What will I do when I stop dreaming about you?
The photos are beginning to wear,
when I am only trying to remember your face,
Tell me, what will I do when I stop dreaming of you?
When my time constraints with holding a full time job and family prevent my time for art, when everyday life interrupts, I journal. This helps me hold on to the heightened emotion when I can't act on it immediately. This piece is based on steno pad writings from July 11th. A hard day for me at work, because, it is the anniversary of my grandfather's death. As I struggled through the day with the pain in my heart that would spark each time I looked at the normally unnoticed daily date that automatically populated with each entry on the computer screen, I would try to bring his face to mind and found it difficult. Upon going home for lunch, I retrieved my photos, my shoebox gift from my grandmother, I selected my favorite one and hung it on my cubicle wall... this helped me through the rest of my work day. I journaled between calls and after work that day... but this is what has stayed with me since that day.
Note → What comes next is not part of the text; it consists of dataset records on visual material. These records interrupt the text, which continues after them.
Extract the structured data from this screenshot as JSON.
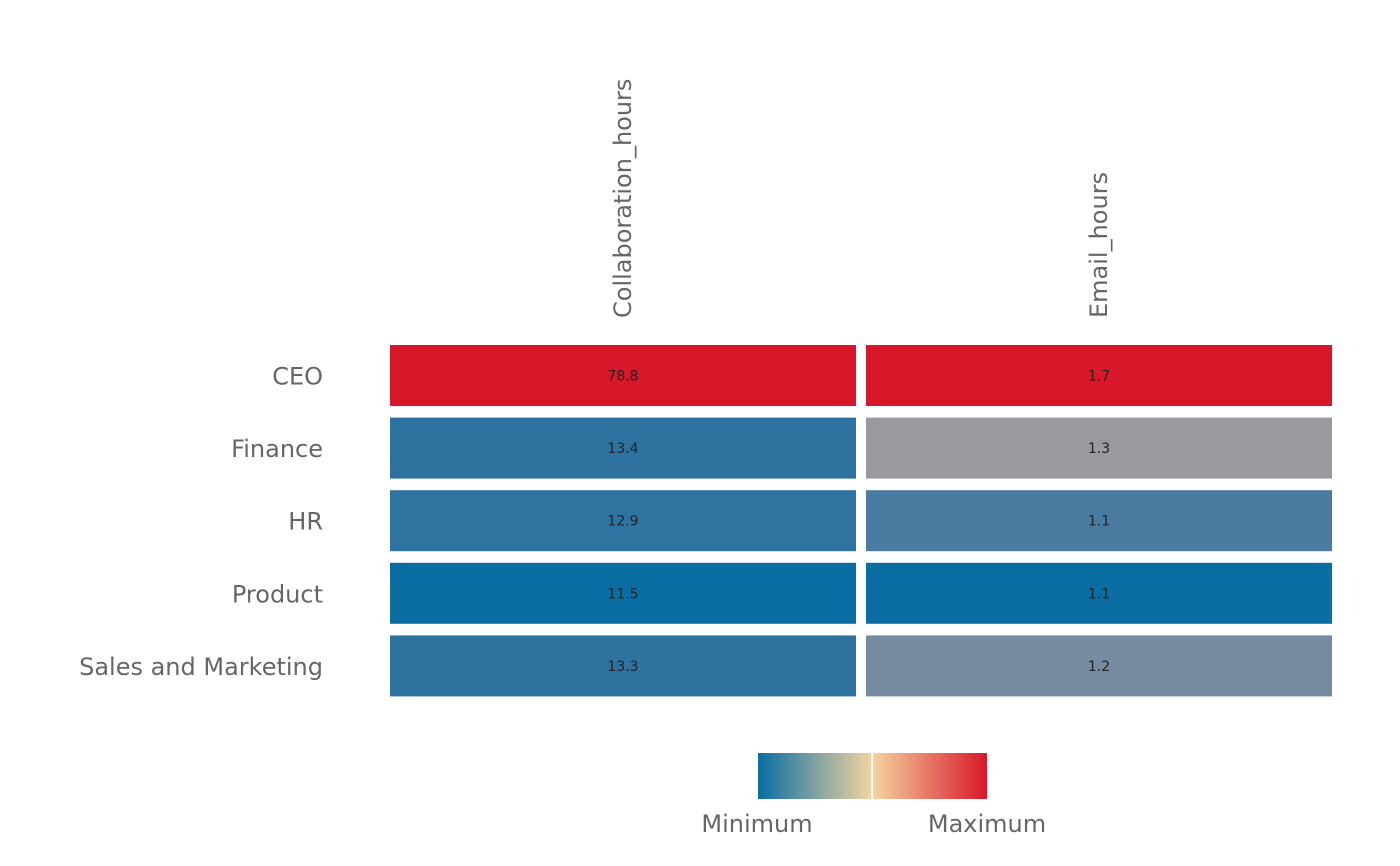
{
  "chart_data": {
    "type": "heatmap",
    "rows": [
      "CEO",
      "Finance",
      "HR",
      "Product",
      "Sales and Marketing"
    ],
    "columns": [
      "Collaboration_hours",
      "Email_hours"
    ],
    "values": [
      [
        78.8,
        1.7
      ],
      [
        13.4,
        1.3
      ],
      [
        12.9,
        1.1
      ],
      [
        11.5,
        1.1
      ],
      [
        13.3,
        1.2
      ]
    ],
    "value_labels": [
      [
        "78.8",
        "1.7"
      ],
      [
        "13.4",
        "1.3"
      ],
      [
        "12.9",
        "1.1"
      ],
      [
        "11.5",
        "1.1"
      ],
      [
        "13.3",
        "1.2"
      ]
    ],
    "cell_colors": [
      [
        "#d8172a",
        "#d8172a"
      ],
      [
        "#2e73a0",
        "#989a9d"
      ],
      [
        "#2f74a0",
        "#4a7ba1"
      ],
      [
        "#0a6ea3",
        "#0a6ea3"
      ],
      [
        "#2e73a0",
        "#778ba0"
      ]
    ],
    "legend": {
      "labels": [
        "Minimum",
        "Maximum"
      ],
      "gradient_colors": [
        "#0a6ea3",
        "#f4d5a0",
        "#d8172a"
      ]
    }
  }
}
The more we move on... as the time passes the memories are pushed further back in our minds. I do dream less about him. It feels like he visits me less and less with every day that passes.
We have a calendar in our minds. Our memories will mark days of importance and visit them emotionally each and every year. Whenever I am feeling overwhelming anxiety, this is what I search for first...Looking inside I ask myself, is there a moment in my past resurfacing? This date is particularly obvious... for it is in it's 21st year, but sometimes I make interesting discoveries about my past, about myself.